Clinical islet transplantation has relied almost exclusively on intraportal administration of pancreatic islets to the liver. However, this approach exposes transplanted islets to a suboptimal environment due to the immediate-blood-mediated inflammatory response, hypoxemia, and high levels of immunosuppressive drugs. Importantly, islets transplanted to the liver are not retrievable should undesirable side effects occur, such as the development of teratomas when stem cell-derived islets (SC-islet) are used as the source of the graft. While the omentum features an attractive extrahepatic alternative site due to its rich blood supply, capacity to accommodate a large islet mass, convenient and minimal invasive route to implant and retrieve grafts, portal drainage, and potential immune-privilege, full long-term euglycemia has not been achieved in either non-human primate (NHP) or human recipients to demonstrate its efficacy for clinical islet transplantation.

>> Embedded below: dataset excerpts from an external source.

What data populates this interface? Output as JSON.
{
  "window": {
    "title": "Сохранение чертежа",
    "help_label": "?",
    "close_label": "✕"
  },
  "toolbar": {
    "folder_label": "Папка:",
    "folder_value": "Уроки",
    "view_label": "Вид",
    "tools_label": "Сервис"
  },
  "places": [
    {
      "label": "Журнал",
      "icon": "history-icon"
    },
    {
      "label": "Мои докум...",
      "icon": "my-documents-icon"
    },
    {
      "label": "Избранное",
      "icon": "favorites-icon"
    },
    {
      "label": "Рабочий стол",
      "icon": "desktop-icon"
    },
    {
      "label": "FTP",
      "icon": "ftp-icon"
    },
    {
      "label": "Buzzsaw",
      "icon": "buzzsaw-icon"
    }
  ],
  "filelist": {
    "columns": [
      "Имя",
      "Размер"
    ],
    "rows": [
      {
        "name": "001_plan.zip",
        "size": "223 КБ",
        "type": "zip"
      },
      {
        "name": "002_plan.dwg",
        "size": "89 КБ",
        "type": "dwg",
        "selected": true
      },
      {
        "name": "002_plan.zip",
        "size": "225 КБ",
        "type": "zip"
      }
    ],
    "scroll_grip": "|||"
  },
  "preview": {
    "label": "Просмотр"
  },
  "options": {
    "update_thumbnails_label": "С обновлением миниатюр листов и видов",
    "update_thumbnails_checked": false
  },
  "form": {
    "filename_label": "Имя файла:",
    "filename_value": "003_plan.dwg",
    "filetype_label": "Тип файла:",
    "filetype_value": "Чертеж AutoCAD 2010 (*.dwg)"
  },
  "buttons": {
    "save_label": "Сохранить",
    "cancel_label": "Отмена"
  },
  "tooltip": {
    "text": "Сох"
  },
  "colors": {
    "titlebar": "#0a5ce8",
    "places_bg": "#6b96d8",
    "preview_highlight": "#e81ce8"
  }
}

We explored an approach in which allogeneic islets were transplanted onto the bioengineered omentum of three diabetic NHPs.

Methods

Naked allogeneic islets in a one-donor-one-recipient fashion were transplanted onto the omentum which is bioengineered with a plasma-thrombin biodegradable matrix of STZ-induced diabetic cynomolgus monkeys. A clinically relevant immunosuppressive regimen consisting of Thymo, Rituxan induction with Rapamycin only maintenance therapy is applied. Animals were followed for three months to ensure that reproducible long-term graft survival and function can be achieved by this method.

Results

3 diabetic NHPs were transplanted with 98,400-105,000 islet equivalents (IEQs) and each promptly achieved normoglycemia.  Glycemic control and insulin independence were maintained for the entire 90 days of study duration except one animal was electively terminated on day 48 posttransplant due to a study unrelated complication.  IVGTTs performed at 1- and 3-month post-transplant showed normal provocative glucose homeostasis, especially at the 3-month time point where blood glucose dynamics were as robust as the normal healthy animal. Posttransplant Insulin and C-peptide levels were comparable to that of naïve animals as well. All 3 recipients demonstrated evidence of donor hypo-responsiveness by in vitro ELISPOT and MLR assays during the period of normoglycemia.  Examination of the omentum at autopsy showed well preserved islet structures with strong insulin staining.  

Conclusions

Fully long-term euglycemia and insulin independence were achieved by implantation of islets onto the bioengineered omentum in one donor per each recipient fashion.  This study is the first report of a successful allogeneic islet transplantation in NHPs, which is a highly relevant pre-clinical animal model to develop strategies for beta cell replacement including stem cell derived beta cell and bio-engineered cells. Our protocol is attractive and translational as the omentum bioengineering approach and immunosuppressive regimen we use are clinically applicable.